Head and neck cancer comprises malignant tumors affecting the oral cavity, pharynx, larynx, paranasal sinuses, and nasal cavity (National Cancer Institute, 2024). According to the World Health Organization, about two million people worldwide are expected to be diagnosed with head and neck cancer in 2025 (International Agency for Research on Cancer, 2024), with an estimated 700,000 deaths attributed to the disease in the same year (International Agency for Research on Cancer, 2024).

Radiation therapy is highly effective in achieving remission of head and neck tumors, regardless of tumor stage, and can be used alone or in combination with chemotherapy and surgery (Argiris et al., 2008). However, radiation therapy for head and neck cancer significantly impacts patients’ quality of life (Allal et al., 2000). Despite advancements in technology and new application protocols, radiation therapy-related side effects remain inevitable (Baudelet et al., 2019). Among these, structural damage to salivary glands impairs saliva production (Almståhl et al., 2015, Gaetti-Jardim et al., 2018, Müller et al., 2019), leading to xerostomia (Urek et al., 2005, Krishnan et al., 2017), alterations in salivary pH and buffering capacity, and a shift in the oral microbiota toward a more cariogenic profile. Consequently, patients are at increased risk of mucositis and radiation-induced caries (Sroussi et al., 2017).

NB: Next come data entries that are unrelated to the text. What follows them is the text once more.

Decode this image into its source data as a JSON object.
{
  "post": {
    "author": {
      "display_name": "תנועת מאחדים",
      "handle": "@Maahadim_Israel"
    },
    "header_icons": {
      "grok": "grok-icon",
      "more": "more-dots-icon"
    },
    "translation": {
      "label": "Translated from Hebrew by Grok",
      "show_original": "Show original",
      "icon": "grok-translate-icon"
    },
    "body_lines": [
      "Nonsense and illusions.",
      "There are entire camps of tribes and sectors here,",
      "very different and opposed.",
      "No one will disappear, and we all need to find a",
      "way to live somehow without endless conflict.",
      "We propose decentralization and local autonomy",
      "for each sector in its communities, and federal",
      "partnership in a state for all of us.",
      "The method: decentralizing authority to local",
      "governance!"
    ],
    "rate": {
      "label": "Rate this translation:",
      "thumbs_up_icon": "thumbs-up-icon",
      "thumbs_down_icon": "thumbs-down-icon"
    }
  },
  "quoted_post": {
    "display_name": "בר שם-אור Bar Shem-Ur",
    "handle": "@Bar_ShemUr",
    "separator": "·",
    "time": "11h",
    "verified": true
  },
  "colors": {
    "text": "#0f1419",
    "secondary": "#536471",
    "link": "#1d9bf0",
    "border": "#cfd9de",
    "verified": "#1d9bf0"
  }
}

Individuals undergoing radiation therapy in the head and neck region are expected to have an increased prevalence of apical periodontitis, as the rapid progression of radiation-induced caries exposes the root canal system to the oral environment (Hommez et al., 2012). Consequently, this process triggers pulpal changes that can lead to pulp necrosis and periapical pathology (Kakehashi et al., 1965). The prevalence of apical periodontitis appears to be related to the radiation dose (Hommez et al., 2012), and necrotic teeth in irradiated areas have been shown to harbor a more diverse and complex microbiota compared to non-irradiated teeth (Hommez et al., 2008), which may influence apical periodontitis progression. Furthermore, osteoclastogenesis in irradiated bone is compromised (Omar et al., 2024). The increase in pro-inflammatory cytokines in bone tissue subjected to radiation therapy promotes greater differentiation of osteoclastic cells while reducing osteoblast expression, contributing to impaired bone remodeling (Da Cruz Vegian et al., 2020). The onset and severity of these changes are dose-dependent (Bray et al., 2016). Radiation dosage is determined based on tumor size and location, and the individualization nature of treatment leads to variations in side effects. (Feng et al., 2021).

Although radiation therapy is known to induce significant changes in oral tissues, its specific impact on the progression of apical periodontitis remains underexplored (Nagler, 2001; Cihan et al., 2013; Elsaadany et al., 2019; Hsieh et al., 2013). Moreover, no study has systematically assessed whether different radiation doses influence the progression of apical periodontitis. Given that radiation exposure may compromise the host response, it is plausible that varying radiation doses could differentially affect apical periodontitis development and severity. However, this hypothesis has not been investigated. Therefore, this study aims to evaluate the effect of different radiation therapy doses on the progression of apical periodontitis in rats. By addressing this gap, our findings may contribute to a better understanding of the relationship between radiation exposure and periapical disease, providing insights that could help guide clinical management strategies for irradiated patients. The null hypothesis tested is that radiation therapy, regardless of the dose, does not influence the progression of apical periodontitis.